Source [Boulevard Voltaire] : Les épreuves du baccalauréat de français se terminent. Cela vous intéresse peut-être de savoir comment il est corrigé ? Certains commentaires à de précédentes chroniques suggéraient que mes collègues pouvaient « se faire un peu d'argent » en corrigeant le bac. Détrompons-les tout de suite : le statut d'examinateur fait partie de notre service, nous sommes au mieux défrayés, et la rémunération propre n'est que symbolique. Elle change chaque année, mais pour exemple, ma dernière rémunération pour les oraux de français, qui m'avaient mobilisée pendant six jours de 7h30 du matin à 16h30 et pendant lesquels j'avais évalué une soixantaine de candidats, était de un euro par demi-journée. Notre commission avait fait un courrier au service des examens pour indiquer que nous ne demandions pas l'aumône et qu'ils pouvaient garder leurs piécettes.
La question centrale est celle de la notation.
Pour l'écrit, on a peu de temps pour corriger les copies et, parfois, les cours continuent pendant la période de correction - si l'on enseigne aussi en collège, par exemple, ou si l'on organise des cours de révision pour ses élèves de première - ou bien on commence à faire passer les oraux en même temps. En général, on nous fixe une réunion pour faire un point, trois ou quatre jours après la récupération des copies, réunion au cours de laquelle nous devons fournir nos premières moyennes… sur la moitié du paquet si possible. Donc, en théorie, on a une dizaine de jours pour corriger notre paquet, mais on est censé en faire la moitié pendant les quatre premiers jours. On peut, par exemple, avoir la réunion d'harmonisation - c'est-à-dire de récupération des copies et de définition des critères communs de correction - le vendredi soir, à 16h, et devoir fournir le premier lot de moyennes le mardi soir suivant.

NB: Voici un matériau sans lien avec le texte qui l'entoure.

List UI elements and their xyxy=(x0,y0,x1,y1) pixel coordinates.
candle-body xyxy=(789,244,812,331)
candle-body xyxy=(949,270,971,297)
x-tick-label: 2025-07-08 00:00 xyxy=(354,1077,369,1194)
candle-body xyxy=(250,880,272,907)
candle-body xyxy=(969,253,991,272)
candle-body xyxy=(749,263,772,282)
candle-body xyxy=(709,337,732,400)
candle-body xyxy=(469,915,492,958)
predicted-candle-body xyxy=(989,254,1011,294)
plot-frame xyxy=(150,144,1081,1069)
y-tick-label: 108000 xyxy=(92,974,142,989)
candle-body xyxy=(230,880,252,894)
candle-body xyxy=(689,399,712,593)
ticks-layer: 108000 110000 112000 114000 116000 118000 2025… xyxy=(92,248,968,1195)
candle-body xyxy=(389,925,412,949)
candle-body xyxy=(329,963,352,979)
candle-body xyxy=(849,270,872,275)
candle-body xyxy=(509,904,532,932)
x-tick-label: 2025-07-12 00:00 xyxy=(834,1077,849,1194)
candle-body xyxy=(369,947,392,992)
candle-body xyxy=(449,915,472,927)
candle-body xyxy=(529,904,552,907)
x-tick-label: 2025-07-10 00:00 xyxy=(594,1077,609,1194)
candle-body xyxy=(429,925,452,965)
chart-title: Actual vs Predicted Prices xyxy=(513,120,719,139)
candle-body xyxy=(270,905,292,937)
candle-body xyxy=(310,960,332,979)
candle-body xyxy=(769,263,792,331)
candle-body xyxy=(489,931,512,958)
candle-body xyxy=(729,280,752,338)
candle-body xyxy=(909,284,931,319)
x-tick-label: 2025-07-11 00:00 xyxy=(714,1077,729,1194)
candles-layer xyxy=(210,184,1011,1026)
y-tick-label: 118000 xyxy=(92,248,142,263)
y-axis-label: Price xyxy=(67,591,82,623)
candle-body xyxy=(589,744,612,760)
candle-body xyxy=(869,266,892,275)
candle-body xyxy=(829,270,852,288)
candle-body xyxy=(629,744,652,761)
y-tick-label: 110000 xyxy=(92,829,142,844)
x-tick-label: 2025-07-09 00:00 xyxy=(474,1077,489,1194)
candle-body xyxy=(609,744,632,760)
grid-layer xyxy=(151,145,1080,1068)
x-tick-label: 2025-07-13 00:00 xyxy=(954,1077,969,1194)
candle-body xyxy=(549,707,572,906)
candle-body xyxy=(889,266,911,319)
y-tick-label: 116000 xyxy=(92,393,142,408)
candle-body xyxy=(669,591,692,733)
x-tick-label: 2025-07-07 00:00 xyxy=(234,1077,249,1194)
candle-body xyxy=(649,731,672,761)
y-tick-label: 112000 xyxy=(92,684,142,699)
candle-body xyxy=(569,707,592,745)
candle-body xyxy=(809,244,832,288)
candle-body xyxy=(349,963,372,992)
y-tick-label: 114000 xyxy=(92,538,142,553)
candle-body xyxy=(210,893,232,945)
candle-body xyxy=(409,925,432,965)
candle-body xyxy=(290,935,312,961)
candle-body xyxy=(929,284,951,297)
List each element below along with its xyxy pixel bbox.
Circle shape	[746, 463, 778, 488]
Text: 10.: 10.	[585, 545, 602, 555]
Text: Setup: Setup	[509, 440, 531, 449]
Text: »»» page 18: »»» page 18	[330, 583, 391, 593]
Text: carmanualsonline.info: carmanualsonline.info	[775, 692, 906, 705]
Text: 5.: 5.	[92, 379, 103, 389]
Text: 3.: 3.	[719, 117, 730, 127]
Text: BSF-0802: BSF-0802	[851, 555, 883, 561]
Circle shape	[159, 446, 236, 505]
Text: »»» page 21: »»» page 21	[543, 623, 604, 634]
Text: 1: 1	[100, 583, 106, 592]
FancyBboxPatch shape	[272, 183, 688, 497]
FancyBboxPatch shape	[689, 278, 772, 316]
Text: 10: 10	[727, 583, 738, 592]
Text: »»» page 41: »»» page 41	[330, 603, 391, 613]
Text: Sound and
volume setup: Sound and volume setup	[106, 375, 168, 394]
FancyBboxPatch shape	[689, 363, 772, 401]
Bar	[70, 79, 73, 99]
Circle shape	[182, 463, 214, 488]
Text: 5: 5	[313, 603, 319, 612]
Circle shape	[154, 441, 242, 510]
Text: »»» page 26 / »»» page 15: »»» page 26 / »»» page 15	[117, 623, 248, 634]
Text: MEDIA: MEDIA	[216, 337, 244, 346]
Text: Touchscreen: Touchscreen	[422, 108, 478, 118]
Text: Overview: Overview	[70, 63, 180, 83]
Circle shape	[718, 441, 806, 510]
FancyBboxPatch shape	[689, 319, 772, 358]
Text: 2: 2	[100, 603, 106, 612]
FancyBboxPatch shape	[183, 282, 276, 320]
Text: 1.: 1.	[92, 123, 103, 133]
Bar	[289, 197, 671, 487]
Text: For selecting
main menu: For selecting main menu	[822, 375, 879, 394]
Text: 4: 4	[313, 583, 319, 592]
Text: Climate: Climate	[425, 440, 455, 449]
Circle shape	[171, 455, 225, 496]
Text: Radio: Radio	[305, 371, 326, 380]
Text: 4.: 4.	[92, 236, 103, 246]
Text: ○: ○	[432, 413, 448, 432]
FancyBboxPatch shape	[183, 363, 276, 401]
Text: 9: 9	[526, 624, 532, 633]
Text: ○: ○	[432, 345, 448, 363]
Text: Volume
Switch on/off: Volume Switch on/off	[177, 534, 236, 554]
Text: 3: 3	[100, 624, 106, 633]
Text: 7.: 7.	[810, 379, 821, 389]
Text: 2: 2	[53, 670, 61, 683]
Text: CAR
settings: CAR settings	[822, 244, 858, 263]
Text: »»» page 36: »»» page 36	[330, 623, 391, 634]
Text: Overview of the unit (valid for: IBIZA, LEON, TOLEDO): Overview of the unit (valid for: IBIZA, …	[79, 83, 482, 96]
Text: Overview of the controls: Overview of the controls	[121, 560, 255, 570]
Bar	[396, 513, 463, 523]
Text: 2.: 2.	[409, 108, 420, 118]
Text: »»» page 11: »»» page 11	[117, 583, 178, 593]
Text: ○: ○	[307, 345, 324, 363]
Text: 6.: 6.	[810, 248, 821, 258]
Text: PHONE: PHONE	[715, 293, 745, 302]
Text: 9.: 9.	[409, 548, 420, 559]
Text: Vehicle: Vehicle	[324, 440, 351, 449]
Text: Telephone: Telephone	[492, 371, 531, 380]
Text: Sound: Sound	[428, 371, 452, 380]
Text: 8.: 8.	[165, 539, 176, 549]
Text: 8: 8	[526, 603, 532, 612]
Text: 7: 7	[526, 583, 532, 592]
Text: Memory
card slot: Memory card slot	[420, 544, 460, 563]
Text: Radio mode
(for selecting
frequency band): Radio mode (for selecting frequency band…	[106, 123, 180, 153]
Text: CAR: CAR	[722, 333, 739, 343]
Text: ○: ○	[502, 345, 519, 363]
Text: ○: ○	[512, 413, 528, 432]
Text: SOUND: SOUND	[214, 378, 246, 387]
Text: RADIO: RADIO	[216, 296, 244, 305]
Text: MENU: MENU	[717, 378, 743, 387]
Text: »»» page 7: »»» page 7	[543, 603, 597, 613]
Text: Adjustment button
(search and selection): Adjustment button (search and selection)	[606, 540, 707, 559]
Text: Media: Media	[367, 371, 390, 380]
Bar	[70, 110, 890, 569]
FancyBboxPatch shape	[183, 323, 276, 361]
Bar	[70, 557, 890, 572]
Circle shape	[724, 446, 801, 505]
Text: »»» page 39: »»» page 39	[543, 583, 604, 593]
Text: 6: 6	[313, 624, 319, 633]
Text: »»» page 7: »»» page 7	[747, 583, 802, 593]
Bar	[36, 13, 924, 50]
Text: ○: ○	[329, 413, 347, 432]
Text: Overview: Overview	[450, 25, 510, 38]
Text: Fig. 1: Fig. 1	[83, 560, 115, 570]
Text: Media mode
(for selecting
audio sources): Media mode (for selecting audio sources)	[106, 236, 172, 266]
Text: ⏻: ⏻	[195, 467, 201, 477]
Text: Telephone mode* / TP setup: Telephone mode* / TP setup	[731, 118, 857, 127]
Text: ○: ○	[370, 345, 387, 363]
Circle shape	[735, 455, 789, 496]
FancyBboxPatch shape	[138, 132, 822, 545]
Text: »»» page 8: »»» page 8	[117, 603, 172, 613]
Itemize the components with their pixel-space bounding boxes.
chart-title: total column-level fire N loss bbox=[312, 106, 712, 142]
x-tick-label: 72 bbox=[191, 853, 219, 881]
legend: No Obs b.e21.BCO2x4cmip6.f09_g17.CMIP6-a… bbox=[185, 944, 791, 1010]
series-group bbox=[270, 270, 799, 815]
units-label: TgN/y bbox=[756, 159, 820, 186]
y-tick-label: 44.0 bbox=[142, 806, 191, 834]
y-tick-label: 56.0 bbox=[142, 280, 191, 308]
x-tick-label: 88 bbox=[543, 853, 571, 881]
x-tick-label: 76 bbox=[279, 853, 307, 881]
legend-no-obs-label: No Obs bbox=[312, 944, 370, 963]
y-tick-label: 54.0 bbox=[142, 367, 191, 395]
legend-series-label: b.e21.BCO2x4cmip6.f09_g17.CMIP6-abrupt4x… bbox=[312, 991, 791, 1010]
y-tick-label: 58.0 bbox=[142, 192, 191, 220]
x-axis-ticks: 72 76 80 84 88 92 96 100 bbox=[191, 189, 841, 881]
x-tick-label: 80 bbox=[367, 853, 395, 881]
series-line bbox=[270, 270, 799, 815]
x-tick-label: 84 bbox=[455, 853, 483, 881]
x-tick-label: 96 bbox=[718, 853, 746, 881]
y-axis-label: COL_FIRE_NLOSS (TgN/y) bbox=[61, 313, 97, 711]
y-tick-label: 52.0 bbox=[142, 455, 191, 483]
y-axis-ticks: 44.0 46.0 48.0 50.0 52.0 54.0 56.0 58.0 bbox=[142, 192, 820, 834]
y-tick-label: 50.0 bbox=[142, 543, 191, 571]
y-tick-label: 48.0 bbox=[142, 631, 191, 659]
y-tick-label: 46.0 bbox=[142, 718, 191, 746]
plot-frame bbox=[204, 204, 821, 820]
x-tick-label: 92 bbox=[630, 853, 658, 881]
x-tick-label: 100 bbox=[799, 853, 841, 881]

À quoi servent ces pointages de « mi-parcours », comme on dit ? À conditionner et pister les correcteurs. Les moyennes sont données de façon nominative et mutualisées, et les coordonnateurs contactent dans la foulée tous ceux qui sortent du rang, c'est-à-dire qui ont des moyennes trop basses, car nos moyennes ne sont évidemment jamais trop hautes. Deux moyens de pression s'exercent. Le premier est purement psychologique et s'appuie sur le conformisme et la puissance du groupe : il est difficile, pour certains, d'être hors cadre et de voir leurs chiffres sortir en rouge dans un tableau diffusé à tous. Certaines études de psychologie sociale montrent, d'ailleurs, que les femmes seraient plus sensibles que les hommes à la pression du groupe. Or, les correcteurs sont, à plus de 70 %, des femmes. Le second est plus coercitif. Alors que je corrigeais un paquet de copies de Première technologique, la coordinatrice m'a appelée en me demandant d'augmenter ma moyenne de trois points. Nous étions à mi-parcours. Je lui ai demandé de préciser sa pensée : elle m'a dit d'augmenter chaque copie de trois points ou de piocher des copies au hasard et de leur ajouter six points. J'ai évidemment refusé ; elle a dit qu'elle le ferait elle-même…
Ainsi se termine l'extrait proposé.